Polycystic ovarian syndrome, also known as PCOS is one of the prevalent reproductive disorders in women and among the leading causes of infertility globally. With about one in every ten females being afflicted by PCOS in India, it’s high time that this syndrome was brought out into the limelight and awareness created as it goes undetected for many years in most women.
This syndrome was first described as early as 1935 and comprises of a number of symptoms that vary from one patient to another. In some women, this hormonal disorder may present as infrequent menstrual periods, while in others it may present as prolonged bleeding. The ovaries here contain numerous immature eggs that do not mature, and hence the concept of the fluid-filled ‘cysts’ in ovaries. However, PCOS isn’t just about these cysts, but an amalgamation of gynecological, cosmetic and metabolic disorders.
The patient may present with scanty, irregular or heavy periods, which are themselves red flags for PCOS in adolescents. Along with this, the female can also develop acne, facial hair, a heavier voice and thinning of scalp hair to various degrees….these cosmetic symptoms can lead to depression in the young adolescent mind and cause them to shy away from society. For some unknown reason, females with PCOS are also found to be more prone to developing Type 2 diabetes, heart disease and thyroid disease.
In normal females, the ovaries produce both the male and female hormones, but in patients with PCOS, the balance gets deranged with excessive secretion of the male hormone.
It’s often diagnosed when women are finding it difficult to get pregnant and seek medical help. And for those that do get pregnant, there are higher chances of miscarriage due to insufficient hormones to support the pregnancy. Its prevalence is more among the 15-30 years age group among Indians, more so in those who are obese. Early diagnosis and treatment can help control symptoms and prevent infertility and other related health complications from developing.

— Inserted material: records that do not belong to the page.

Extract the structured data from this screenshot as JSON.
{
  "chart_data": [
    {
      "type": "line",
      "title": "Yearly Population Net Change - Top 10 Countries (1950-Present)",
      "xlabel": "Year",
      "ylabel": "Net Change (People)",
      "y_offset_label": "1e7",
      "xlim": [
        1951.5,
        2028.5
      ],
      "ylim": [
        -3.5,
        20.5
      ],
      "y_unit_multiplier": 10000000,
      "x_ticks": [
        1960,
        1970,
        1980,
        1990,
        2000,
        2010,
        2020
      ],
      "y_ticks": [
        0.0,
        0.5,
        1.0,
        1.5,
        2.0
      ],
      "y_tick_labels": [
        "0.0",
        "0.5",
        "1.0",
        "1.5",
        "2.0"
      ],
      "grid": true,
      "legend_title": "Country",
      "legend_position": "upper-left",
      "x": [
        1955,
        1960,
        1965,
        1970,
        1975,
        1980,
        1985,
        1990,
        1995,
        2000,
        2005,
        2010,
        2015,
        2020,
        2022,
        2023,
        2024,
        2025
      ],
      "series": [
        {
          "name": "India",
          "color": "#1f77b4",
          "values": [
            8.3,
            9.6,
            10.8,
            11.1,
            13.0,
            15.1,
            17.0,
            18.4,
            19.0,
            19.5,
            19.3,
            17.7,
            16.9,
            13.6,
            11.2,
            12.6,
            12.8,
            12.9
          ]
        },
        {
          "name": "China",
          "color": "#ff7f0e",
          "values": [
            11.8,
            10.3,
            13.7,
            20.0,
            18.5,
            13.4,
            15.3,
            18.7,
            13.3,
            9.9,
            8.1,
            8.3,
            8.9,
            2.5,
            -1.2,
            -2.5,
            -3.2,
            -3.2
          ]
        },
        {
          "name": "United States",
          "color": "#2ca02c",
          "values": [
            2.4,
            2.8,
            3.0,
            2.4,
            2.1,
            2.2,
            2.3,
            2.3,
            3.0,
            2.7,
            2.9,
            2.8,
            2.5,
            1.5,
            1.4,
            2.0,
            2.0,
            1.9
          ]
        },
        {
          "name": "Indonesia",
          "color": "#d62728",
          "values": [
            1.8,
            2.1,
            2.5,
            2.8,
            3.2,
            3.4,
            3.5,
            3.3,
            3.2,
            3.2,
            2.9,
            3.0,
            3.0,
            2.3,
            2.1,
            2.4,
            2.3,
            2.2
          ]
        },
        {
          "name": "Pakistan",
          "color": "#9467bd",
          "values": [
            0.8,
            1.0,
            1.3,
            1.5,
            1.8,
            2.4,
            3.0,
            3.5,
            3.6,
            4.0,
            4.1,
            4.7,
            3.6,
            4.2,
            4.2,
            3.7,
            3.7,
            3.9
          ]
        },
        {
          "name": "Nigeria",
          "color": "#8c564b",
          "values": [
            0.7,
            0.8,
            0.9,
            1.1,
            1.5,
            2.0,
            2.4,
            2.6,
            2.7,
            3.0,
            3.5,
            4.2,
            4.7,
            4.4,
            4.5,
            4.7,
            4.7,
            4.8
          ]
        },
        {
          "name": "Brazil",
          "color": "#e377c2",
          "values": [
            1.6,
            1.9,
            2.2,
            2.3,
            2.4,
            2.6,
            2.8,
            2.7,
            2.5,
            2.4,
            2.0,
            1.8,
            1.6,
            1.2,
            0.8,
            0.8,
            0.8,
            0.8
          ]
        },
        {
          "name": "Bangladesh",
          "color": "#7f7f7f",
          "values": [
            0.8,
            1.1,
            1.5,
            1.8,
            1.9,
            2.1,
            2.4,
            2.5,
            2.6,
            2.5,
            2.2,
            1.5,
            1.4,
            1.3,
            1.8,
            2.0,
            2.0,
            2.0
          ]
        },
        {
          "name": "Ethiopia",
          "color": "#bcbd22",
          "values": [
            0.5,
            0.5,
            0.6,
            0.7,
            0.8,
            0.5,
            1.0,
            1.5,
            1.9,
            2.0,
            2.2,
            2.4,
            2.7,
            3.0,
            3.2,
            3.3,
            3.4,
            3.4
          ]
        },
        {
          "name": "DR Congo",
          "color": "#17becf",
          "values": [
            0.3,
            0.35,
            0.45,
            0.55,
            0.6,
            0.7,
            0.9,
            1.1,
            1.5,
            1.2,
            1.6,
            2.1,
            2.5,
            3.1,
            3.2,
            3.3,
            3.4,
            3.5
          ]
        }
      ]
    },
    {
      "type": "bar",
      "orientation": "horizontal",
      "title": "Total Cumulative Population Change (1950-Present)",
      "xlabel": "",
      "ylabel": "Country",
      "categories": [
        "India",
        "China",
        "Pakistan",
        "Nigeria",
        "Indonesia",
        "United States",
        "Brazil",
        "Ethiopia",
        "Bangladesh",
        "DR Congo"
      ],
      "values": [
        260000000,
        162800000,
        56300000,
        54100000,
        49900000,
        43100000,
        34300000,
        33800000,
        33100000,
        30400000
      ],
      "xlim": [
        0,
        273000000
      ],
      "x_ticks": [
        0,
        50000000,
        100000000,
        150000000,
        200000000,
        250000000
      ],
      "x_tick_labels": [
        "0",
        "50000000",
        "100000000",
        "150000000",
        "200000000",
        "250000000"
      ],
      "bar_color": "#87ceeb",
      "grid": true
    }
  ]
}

A number of causative factors have been postulated for PCOS; excess insulin is believed to play a role here as cells become resistant to insulin, resulting in higher blood sugar levels and an associated higher circulating insulin levels. This excessive insulin increases androgen production by the ovaries, resulting in problems with ovulation and pregnancy. People with ongoing low-grade inflammation also stimulate polycystic ovaries to produce more androgens, thereby creating an imbalance. All these are aside from the hereditary factor where PCOS runs in families.
Diagnosis of the condition is through history-taking and checking for blood sugar, insulin and testosterone levels coupled up with an ultrasound of the uterus and ovaries.
Treatment includes lifestyle changes including losing weight, more exercise, and medications to promote and regulate ovulation.
However, the need of the hour is increasing awareness of this syndrome to the public.